Posted Sep 12, 2013 21:23 UTC (Thu) by niner (subscriber, #26151) [Link]

Your arguments about focusing and polish would carry much more weight, if Canonical actually focused and polished. But it much rather seems to invest huge amounts of resources into rewriting the whole desktop stack single handedly. From init system to display server to desktop, everything home grown. Seems like a huge task for a small company. I can very well understand that Canonical's engineers don't have time to contribute much to upstream projects. But is this actually helping the Linux desktop? I fear it's actually harming it.

As an application developer, I see for example systemd as a unifying force long overdue. I've never had the time to write init scripts for distributions other than the one I use, but I can be quite sure that my systemd unit files work just about everywhere (or at least will work). Well except for Ubuntu. And sadly they do not even have any good reasons. The same story now seems to be happeing with Mir.

Intel and XMir

Posted Oct 1, 2013 12:21 UTC (Tue) by JanC_ (guest, #34940) [Link]
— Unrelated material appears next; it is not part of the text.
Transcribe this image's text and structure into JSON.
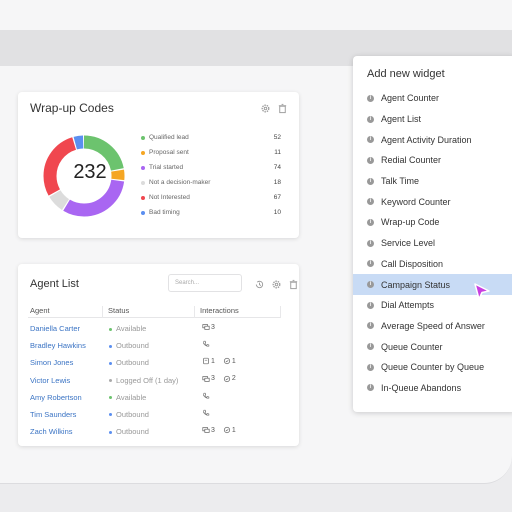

AFAIK there is no guarantee that your unit files will work (as intended) on every systemd-based distro?

Intel and XMir

Posted Oct 1, 2013 12:31 UTC (Tue) by niner (subscriber, #26151) [Link]

Is there a guarantee? Probably not. But I never said I was guaranteed. I said I can be quite sure. For example the following few lines will probably work on every systemd distribution:

[Unit]
Description=X Window Virtual Framebuffer
After=network.target

[Service]
Type=simple
ExecStart=/usr/bin/Xvfb -screen 0 800x600x24
Restart=always

[Install]
WantedBy=multi-user.target

There might be some obscure system where this might not work. Maybe. Small chance.

Now write a SysV init script that does the same and works on at least the major distributions. After network's up, Xvfb should be started with the given parameters and if it crashes it should be restarted. It should by default be enabled in a multi-user runlevel. And to make things interesting: do it without having these distributions to test. Bonus points for not even having to try to find distribution specific documentation.

Systemd makes this so, so, so much easier. Finally.